On the serving side, user queries are routed through a “QNode” service, who knows the distribution of the underlying dataset. “DNode” services are the ones who hold the SQL files, answer the queries and send the results back upstream. The result of the query is finally returned to the user as a JSON through its HTTP interface.
- The system is able to distribute the data evenly among shards by using sampling techniques (such as the one used by TeraSort and algorithms such as Reservoir Sampling).
- In order to sample and distribute the data there must be some sort of “partition key” concept. In Splout, datasets can be partitioned by any function of a row. Usually this will be a column or a set of columns of the dataset. This function allows the sampling process to determine the histogram of the dataset and distribute the data evenly into the desired number of partitions.
- Queries are always routed to a single partition, so the user must provide the partition key for every query. This key must of course be consistent with the partitioning strategy used. (This is the equivalent of providing a “key” to get a value in a key / value store. In this case, you provide a “key” and you get back the result of a SQL query).
- Fail-over is achieved through straight-forward replication: each generated partition is copied to multiple DNodes so that if one of them fails, the other ones can still serve that partition.
- The user can create any number of tables inside tablespaces, and deploy an arbitrary number of tablespaces. Tables can be partitioned or replicated to each partition (for example, small tables can be configured to be fully replicated to every partition so that join queries are always possible within any partition).
- Deploys are all-or-nothing and don’t affect query serving, so the overall system is very robust, simple and yet very flexible. And the user can rollback to previous versions, atomically.
Splout SQL in the Big Data space
We have designed Splout SQL to fill a gap in the Big Data space. We think Splout is the best candidate “Batch Layer” of a “Lambda architecture“.
Splout SQL integrates well with Hadoop, can answer low-latency queries and is prepared to stand datasets that exceed available RAM just like Voldemort or Elephant DB, but it offers SQL real-time aggregations instead of just key / value lookups.

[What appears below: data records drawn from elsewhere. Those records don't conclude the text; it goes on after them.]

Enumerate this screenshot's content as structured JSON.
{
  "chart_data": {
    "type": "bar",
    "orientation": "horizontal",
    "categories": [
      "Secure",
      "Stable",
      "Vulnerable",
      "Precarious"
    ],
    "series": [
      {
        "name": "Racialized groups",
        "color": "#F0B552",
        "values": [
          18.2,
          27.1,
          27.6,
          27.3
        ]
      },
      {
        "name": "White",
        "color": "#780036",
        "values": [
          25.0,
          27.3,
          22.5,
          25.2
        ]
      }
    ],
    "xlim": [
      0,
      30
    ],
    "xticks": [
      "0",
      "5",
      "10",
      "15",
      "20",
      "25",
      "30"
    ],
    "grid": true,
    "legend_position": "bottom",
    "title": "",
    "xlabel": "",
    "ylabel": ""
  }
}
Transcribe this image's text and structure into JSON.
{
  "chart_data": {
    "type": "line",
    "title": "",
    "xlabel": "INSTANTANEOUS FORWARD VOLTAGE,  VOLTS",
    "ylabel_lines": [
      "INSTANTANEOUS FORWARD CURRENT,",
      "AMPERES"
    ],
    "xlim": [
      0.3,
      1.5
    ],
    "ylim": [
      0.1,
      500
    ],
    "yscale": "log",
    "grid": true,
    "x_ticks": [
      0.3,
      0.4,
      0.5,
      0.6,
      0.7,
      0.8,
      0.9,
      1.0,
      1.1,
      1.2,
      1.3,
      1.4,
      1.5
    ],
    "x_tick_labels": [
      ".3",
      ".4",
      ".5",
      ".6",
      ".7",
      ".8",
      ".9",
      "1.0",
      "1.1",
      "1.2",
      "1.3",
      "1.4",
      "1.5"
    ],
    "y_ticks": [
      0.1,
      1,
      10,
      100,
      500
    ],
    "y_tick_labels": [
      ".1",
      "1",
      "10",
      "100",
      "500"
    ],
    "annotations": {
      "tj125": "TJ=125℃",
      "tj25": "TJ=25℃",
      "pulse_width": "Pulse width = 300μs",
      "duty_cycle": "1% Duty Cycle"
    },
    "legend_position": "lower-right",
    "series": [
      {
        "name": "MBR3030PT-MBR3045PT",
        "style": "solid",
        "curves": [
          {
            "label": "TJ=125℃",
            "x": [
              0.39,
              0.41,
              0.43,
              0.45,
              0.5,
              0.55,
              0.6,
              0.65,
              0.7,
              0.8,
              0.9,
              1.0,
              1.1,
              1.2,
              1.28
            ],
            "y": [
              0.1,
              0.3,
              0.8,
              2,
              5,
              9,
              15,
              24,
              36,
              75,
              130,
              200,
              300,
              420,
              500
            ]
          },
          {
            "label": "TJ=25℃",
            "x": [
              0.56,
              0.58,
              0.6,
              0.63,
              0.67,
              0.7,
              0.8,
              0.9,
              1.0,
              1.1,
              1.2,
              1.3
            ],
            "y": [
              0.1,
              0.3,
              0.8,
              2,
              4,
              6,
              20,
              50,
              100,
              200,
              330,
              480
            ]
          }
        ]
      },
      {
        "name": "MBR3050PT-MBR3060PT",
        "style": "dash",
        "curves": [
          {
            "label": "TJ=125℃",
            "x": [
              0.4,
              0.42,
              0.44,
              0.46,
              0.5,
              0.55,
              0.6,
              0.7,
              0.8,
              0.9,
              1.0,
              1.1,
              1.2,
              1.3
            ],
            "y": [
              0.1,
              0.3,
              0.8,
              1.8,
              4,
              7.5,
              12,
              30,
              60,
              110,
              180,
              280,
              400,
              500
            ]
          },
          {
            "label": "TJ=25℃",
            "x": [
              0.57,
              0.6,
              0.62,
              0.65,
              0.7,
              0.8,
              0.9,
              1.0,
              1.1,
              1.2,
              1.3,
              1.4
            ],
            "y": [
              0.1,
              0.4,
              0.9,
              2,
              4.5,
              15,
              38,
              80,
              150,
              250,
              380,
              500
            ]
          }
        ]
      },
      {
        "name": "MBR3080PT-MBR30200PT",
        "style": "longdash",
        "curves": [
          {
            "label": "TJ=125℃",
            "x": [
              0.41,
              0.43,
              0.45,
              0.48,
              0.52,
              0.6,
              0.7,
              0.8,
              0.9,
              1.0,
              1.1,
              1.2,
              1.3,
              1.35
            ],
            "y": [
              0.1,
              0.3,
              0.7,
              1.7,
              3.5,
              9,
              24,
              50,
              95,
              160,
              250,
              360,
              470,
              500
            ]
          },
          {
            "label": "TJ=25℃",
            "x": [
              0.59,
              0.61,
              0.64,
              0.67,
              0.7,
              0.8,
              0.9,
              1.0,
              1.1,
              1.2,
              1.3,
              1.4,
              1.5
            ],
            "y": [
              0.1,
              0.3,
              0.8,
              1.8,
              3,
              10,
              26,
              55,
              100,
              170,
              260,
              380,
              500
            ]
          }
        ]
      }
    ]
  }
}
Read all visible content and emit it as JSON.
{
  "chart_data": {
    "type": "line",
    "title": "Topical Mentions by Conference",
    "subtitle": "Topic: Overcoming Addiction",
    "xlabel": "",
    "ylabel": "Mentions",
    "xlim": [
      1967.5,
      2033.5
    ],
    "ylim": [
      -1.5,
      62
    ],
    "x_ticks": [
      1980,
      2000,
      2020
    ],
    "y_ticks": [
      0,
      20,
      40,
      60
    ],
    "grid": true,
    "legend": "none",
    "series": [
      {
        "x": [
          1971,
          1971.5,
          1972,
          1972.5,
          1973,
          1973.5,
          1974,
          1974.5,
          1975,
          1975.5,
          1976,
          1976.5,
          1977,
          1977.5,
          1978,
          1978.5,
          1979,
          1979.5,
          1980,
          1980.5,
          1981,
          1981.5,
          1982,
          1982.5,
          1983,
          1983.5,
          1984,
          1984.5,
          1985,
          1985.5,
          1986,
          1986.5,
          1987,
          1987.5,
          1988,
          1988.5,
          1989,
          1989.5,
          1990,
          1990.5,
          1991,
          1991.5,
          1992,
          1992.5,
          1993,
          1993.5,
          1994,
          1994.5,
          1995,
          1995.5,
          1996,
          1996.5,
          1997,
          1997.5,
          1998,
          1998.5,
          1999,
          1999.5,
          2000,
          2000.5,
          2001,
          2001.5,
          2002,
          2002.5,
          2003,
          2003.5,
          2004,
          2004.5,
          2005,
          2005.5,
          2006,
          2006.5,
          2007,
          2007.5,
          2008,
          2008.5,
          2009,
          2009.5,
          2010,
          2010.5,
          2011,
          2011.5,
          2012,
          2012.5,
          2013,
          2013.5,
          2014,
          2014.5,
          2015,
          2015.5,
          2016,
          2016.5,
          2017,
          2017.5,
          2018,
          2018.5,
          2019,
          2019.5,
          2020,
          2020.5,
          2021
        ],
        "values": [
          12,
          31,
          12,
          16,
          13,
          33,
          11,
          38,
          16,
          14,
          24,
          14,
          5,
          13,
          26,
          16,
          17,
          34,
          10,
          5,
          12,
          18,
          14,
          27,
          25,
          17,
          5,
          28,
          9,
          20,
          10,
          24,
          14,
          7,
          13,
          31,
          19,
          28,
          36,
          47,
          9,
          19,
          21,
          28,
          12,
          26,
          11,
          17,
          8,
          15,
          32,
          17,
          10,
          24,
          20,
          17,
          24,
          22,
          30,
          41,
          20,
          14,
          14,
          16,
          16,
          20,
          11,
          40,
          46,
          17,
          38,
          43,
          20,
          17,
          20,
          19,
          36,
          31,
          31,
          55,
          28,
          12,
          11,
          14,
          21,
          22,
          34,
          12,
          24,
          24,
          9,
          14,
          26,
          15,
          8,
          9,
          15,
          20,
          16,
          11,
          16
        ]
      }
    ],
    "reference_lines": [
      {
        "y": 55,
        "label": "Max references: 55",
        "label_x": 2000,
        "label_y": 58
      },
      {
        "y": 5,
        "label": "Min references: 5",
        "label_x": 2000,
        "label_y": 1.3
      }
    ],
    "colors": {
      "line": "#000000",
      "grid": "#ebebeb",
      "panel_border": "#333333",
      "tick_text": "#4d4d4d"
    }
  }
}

On the other hand, NoSQL databases such as MongoDB, Cassandra and HBase, although not being SQL, they offer a wide variety of features, may be used in conjunction with Hadoop and may seem to overlap with Splout SQL’s objectives. However, these are much more complex systems to use and manage. And as far as we know, at the date of this document none of them provide a bridge with Hadoop that 1) is easy to use and manage 2) doesn’t affect query serving 3) is all-or-nothing, with the possibility of rollback.
And finally, there are emerging “fast analytics” engines on top of Hadoop that deliver fast SQL queries over Hadoop-generated files (Impala, Apache Drill). However, as far as we know, they are conceived for off-line, analytics applications. They are not designed to stand multi-threaded, heavy-traffic environments with low-latency queries in the sub-second realm. They may leverage column-oriented storage for making scans really fast, but they lack the necessary B-Trees to fast-lookup any row. Overall, these are suitable for queries that impact the whole dataset, whereas Splout SQL is made to answer a lot of queries that span very small portions of the dataset.
Splout is not 1.0 yet but we will appreaciate your feedback, so try it.